As a member of UGM’s Search and Rescue outreach, when Bruce Donohue ministers to homeless men and women sheltering in tents or abandoned buildings, he counts his blessings… because he’s been where they are. 5-7 days a week, Bruce Donohue heads out to minister to our homeless neighbors. UGM has three vans in service, one specifically for Search and Rescue use, and program graduate Michael Drumm recently joined the Search and Rescue outreach team.

“To start the day, I’ll heat up several pots of coffee and get them in some pump thermoses, get some coffee cups and load the van,” Bruce says. “We have a great demand for socks. People who live outside need socks all the time, as you can imagine.”

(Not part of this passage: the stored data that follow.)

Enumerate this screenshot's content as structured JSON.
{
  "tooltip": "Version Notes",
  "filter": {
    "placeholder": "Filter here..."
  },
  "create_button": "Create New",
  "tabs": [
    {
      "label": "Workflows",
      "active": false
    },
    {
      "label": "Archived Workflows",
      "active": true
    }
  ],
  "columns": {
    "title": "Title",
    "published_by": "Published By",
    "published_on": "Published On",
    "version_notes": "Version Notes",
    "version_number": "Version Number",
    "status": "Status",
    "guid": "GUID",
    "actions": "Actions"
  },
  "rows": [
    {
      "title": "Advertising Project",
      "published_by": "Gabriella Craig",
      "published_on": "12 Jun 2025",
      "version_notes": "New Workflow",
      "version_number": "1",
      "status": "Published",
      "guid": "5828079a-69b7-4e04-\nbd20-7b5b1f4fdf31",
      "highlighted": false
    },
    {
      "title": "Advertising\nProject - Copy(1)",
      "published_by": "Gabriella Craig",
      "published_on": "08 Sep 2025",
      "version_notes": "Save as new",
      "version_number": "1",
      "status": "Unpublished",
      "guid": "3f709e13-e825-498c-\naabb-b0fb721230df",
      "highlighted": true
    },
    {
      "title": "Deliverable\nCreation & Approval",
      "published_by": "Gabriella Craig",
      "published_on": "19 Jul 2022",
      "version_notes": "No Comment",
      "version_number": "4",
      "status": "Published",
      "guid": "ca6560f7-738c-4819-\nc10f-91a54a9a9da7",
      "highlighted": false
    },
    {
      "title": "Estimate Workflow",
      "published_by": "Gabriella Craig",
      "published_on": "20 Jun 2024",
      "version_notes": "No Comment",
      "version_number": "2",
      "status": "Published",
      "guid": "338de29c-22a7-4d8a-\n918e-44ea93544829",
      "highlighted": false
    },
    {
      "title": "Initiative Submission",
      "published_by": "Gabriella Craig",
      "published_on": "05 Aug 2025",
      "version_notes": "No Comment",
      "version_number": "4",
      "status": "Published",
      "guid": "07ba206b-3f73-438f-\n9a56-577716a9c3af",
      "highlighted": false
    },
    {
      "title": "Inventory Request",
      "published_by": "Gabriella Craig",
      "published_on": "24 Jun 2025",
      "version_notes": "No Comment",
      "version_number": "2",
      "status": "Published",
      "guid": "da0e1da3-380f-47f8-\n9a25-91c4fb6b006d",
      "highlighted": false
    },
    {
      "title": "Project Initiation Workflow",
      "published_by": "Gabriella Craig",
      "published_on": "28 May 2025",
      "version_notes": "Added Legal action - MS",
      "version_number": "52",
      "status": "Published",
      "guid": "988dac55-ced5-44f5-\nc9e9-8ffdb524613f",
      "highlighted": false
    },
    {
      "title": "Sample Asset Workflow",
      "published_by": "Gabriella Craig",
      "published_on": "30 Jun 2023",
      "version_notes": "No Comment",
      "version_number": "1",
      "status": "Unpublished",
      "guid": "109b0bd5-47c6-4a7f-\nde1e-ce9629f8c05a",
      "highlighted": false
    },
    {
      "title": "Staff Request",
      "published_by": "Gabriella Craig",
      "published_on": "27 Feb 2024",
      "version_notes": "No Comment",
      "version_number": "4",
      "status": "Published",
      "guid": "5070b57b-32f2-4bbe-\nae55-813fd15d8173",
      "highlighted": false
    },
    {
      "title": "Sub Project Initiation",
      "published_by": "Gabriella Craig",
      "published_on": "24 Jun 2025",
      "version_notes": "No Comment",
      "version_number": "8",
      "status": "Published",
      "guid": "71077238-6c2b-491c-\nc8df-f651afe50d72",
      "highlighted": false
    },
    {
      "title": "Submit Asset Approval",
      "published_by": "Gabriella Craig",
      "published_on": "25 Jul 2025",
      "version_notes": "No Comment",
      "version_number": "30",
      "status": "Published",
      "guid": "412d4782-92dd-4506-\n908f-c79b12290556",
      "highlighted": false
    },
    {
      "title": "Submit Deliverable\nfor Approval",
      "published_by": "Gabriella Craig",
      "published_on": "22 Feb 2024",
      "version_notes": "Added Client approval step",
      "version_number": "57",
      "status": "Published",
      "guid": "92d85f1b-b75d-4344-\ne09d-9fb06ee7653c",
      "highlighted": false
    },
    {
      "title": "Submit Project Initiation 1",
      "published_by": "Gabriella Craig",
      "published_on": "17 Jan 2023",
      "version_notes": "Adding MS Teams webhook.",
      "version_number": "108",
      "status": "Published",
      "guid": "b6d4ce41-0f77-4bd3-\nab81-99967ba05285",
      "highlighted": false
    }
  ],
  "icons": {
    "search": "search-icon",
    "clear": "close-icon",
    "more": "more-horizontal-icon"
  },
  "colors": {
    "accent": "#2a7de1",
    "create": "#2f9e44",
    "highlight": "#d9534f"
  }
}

“I lived on these streets for a long time,” Bruce says. “I was those people. I understand their struggles. I feel like I found a way out through the grace of God and I want to point them to that.” Bruce found his way to a new life when he came to our Men’s Mission in 2004. After graduating from our New Life Fellowship program in 2006, Bruce began managing UGM’s donation center. He feels “super grateful” for his new role on the Search and Rescue team.

The initial purpose of Search and Rescue, Bruce tells us, is to build trust and relationships with our homeless neighbors. That often begins with a cup of coffee, blankets or warm clothing. Beyond that, he says, “I’m offering them an opportunity to come into our shelters or connect them with the right resources.” In fact, Bruce will gladly drive people back to the Men’s Mission or Simonka Place, even if it’s just for a meal and a shower.

“Obviously, addiction is a big problem,” Bruce says of the circumstances that keep many people homeless — and that led to his own struggles while living on the street. “They’re trapped in the exact same thing that held onto me for so long, so I know the best way to reach them is to have compassion for them,” he says. “I’m not out there to be judgmental. I just want to love on them.”

The deeper motivation behind Bruce’s efforts is “to create an opportunity for the Gospel. I want to connect people with the One who changed my life and that’s Jesus. How I count success is not how many people I get into the shelter, but how many hear Jesus’ name,” he says. “We pray together and it’s like a little connection to Heaven for them.”